Sharks are not a threat to us. We are a threat to sharks!
The worldwide situation of sharks is highly critical. In some regions, e.g. the Mediterranean, stocks of certain shark species have shrunk to 10-20 % of their former size. Every year 1.4 million tons of sharks are fished from the oceans.
But overfishing is not only threat to sharks. Mangroves, the nurseries of the sharks, are being cleard. Reefs, the home of many shark species, are dying due to global warming. Studies on the effects of micro- and nanoplastics on shark health and fertility are only just starting.
And still circulating is the myth that sharks do not get cancer. Their cartilage is thus marketed as an anti-cancer drug. But sharks do get cancer. Over 40 types of tumors are known to affect them.
Sharks killed since the beginning of 2023
Sharks killed since you began viewing this page
Main reasons for shark deaths
Each year 100 million sharks die worldwide in fishing nets or on longlines. That's almost 275,000 sharks per day. 73 million commercially fished sharks are destined mainly for the Asian fin markets and these are just the figures for commercial fishing.
Fins from 73 million commercially caught sharks are destined primarily for Asian shark fin markets. Finning is the cruel method of cutting off a shark's fins, ofte while it is still alive. The body of the shark is then thrown overboard as excess ballast. Since the sharks that are still alive can no longer swim, they suffocate miserably.
Bycatch and ghost nets
International fishing fleets primarily target bony fish, especially important being the expensive tuna and other big fish. But where big fish are caught, sharks are also caught. Many sharks die in the nets and longlines of international fishing fleets and are disposed of as bycatch, mostly dead.
"Ghost nets" and generally "ghost gear" also pose great danger. These are nets and lines that have torn loose and drift freely in the sea.
Mangroves: Shark nurseries disappear
The extensive root systems of mangrove trees and their shoots form a fine net that protects the coasts from erosion through tides and storms. This net of roots serves many shark species as a nursery for their young. In the fine root net, small young animals are protected from larger predators.
In the last 50 years, 50% of all mangrove forests have disappeared.
Global warming exposes the oceans to particular stress. The annual average water temperature, which is very critical for coral reefs, is rising. Extreme weather such as storms and hurricanes additionally damage the already weakened reefs. Many reefs suffer and with them the reef communities. Sharks are at home in these reef regions and lose their food and livelihood.

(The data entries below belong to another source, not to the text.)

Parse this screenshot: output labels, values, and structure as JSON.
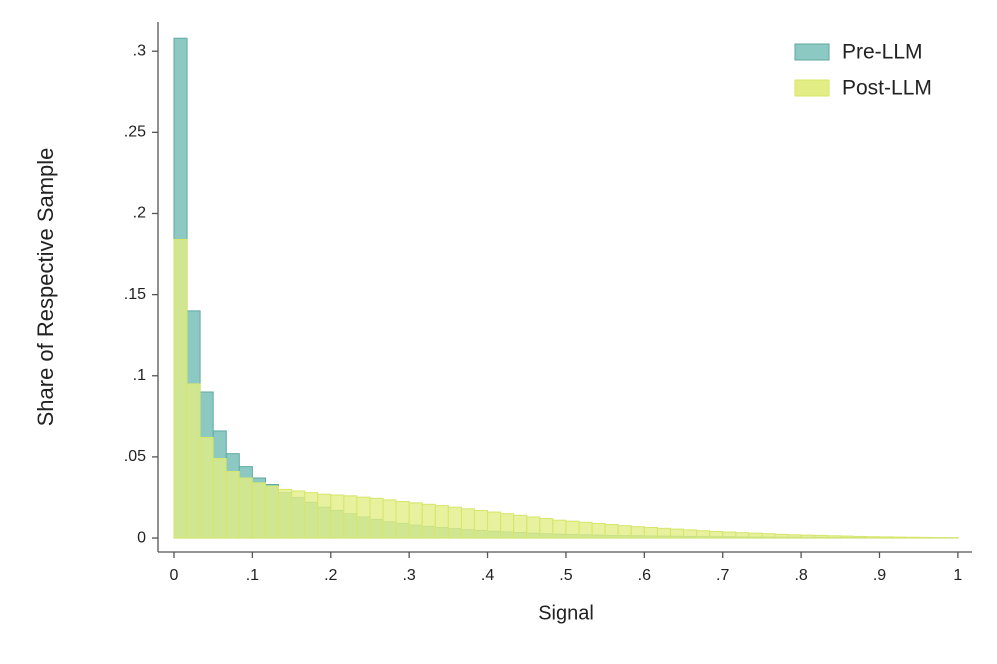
{
  "chart_data": {
    "type": "histogram",
    "xlabel": "Signal",
    "ylabel": "Share of Respective Sample",
    "bins": [
      0,
      0.0167,
      0.0333,
      0.05,
      0.0667,
      0.0833,
      0.1,
      0.1167,
      0.1333,
      0.15,
      0.1667,
      0.1833,
      0.2,
      0.2167,
      0.2333,
      0.25,
      0.2667,
      0.2833,
      0.3,
      0.3167,
      0.3333,
      0.35,
      0.3667,
      0.3833,
      0.4,
      0.4167,
      0.4333,
      0.45,
      0.4667,
      0.4833,
      0.5,
      0.5167,
      0.5333,
      0.55,
      0.5667,
      0.5833,
      0.6,
      0.6167,
      0.6333,
      0.65,
      0.6667,
      0.6833,
      0.7,
      0.7167,
      0.7333,
      0.75,
      0.7667,
      0.7833,
      0.8,
      0.8167,
      0.8333,
      0.85,
      0.8667,
      0.8833,
      0.9,
      0.9167,
      0.9333,
      0.95,
      0.9667,
      0.9833,
      1
    ],
    "series": [
      {
        "name": "Pre-LLM",
        "color": "#8dc9c3",
        "values": [
          0.308,
          0.14,
          0.09,
          0.066,
          0.052,
          0.044,
          0.037,
          0.033,
          0.028,
          0.025,
          0.022,
          0.019,
          0.017,
          0.015,
          0.013,
          0.0115,
          0.01,
          0.009,
          0.008,
          0.0072,
          0.0065,
          0.0058,
          0.0052,
          0.0047,
          0.0042,
          0.0038,
          0.0034,
          0.003,
          0.0027,
          0.0024,
          0.0022,
          0.002,
          0.0018,
          0.0016,
          0.0015,
          0.0014,
          0.0013,
          0.0012,
          0.0011,
          0.001,
          0.0009,
          0.0008,
          0.0008,
          0.0007,
          0.0006,
          0.0006,
          0.0005,
          0.0005,
          0.0004,
          0.0004,
          0.0003,
          0.0003,
          0.0003,
          0.0002,
          0.0002,
          0.0002,
          0.0002,
          0.0001,
          0.0001,
          0.0001
        ]
      },
      {
        "name": "Post-LLM",
        "color": "#e2ee84",
        "values": [
          0.184,
          0.095,
          0.062,
          0.049,
          0.041,
          0.037,
          0.034,
          0.032,
          0.03,
          0.029,
          0.028,
          0.027,
          0.0265,
          0.026,
          0.0252,
          0.0245,
          0.0235,
          0.0225,
          0.0217,
          0.0208,
          0.02,
          0.019,
          0.018,
          0.017,
          0.016,
          0.015,
          0.014,
          0.013,
          0.012,
          0.011,
          0.0104,
          0.0097,
          0.009,
          0.0083,
          0.0076,
          0.007,
          0.0065,
          0.006,
          0.0055,
          0.005,
          0.0045,
          0.004,
          0.0037,
          0.0033,
          0.003,
          0.0027,
          0.0023,
          0.002,
          0.0018,
          0.0016,
          0.0014,
          0.0012,
          0.001,
          0.0008,
          0.0007,
          0.0006,
          0.0005,
          0.0004,
          0.0003,
          0.0002
        ]
      }
    ],
    "xlim": [
      -0.0204,
      1.018
    ],
    "ylim": [
      -0.0086,
      0.318
    ],
    "xticks": [
      0,
      {
        "value": 0.1,
        "label": ".1"
      },
      {
        "value": 0.2,
        "label": ".2"
      },
      {
        "value": 0.3,
        "label": ".3"
      },
      {
        "value": 0.4,
        "label": ".4"
      },
      {
        "value": 0.5,
        "label": ".5"
      },
      {
        "value": 0.6,
        "label": ".6"
      },
      {
        "value": 0.7,
        "label": ".7"
      },
      {
        "value": 0.8,
        "label": ".8"
      },
      {
        "value": 0.9,
        "label": ".9"
      },
      1
    ],
    "yticks": [
      0,
      {
        "value": 0.05,
        "label": ".05"
      },
      {
        "value": 0.1,
        "label": ".1"
      },
      {
        "value": 0.15,
        "label": ".15"
      },
      {
        "value": 0.2,
        "label": ".2"
      },
      {
        "value": 0.25,
        "label": ".25"
      },
      {
        "value": 0.3,
        "label": ".3"
      }
    ],
    "legend": "top-right",
    "grid": false
  }
}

Plastics, microplastics and nanoplastics
Eight (8) million tons of plastic waste are washed into the oceans every year. Their size ranges from huge plastic sheets and ghost nets to nanoplastics in the range of less than 1 micrometer. Sea creatures can get entangled in this plastic waste or eat it and then suffocate or starve to death.
Nanoplastics are particularly dangerous because they are so small that they accumulate in organs and cells.
Eating shark cartilage helps fight cancer
Sharks get cancer. At least 42 benign and malignant tumor types are known from scientific literature in cartilaginous fishes. Eating shark cartilage preparations is just as ineffective against cancer as powdered pig's ears. Only pigs are not threatened worldwide.
In many countries it is prohibited to land only shark fins, instead only complete sharks may be unloaded. The purpose is to prevent cruel finning. Since fins are the commercially most valuable part of the sharks, various other shark products are sold to increase the profit of the whole shark business.
Shark products are often found in unexpected places, for example, in restaurants, clothing stores, accessories, dog food, fertilizer, gelatin or cod liver oil.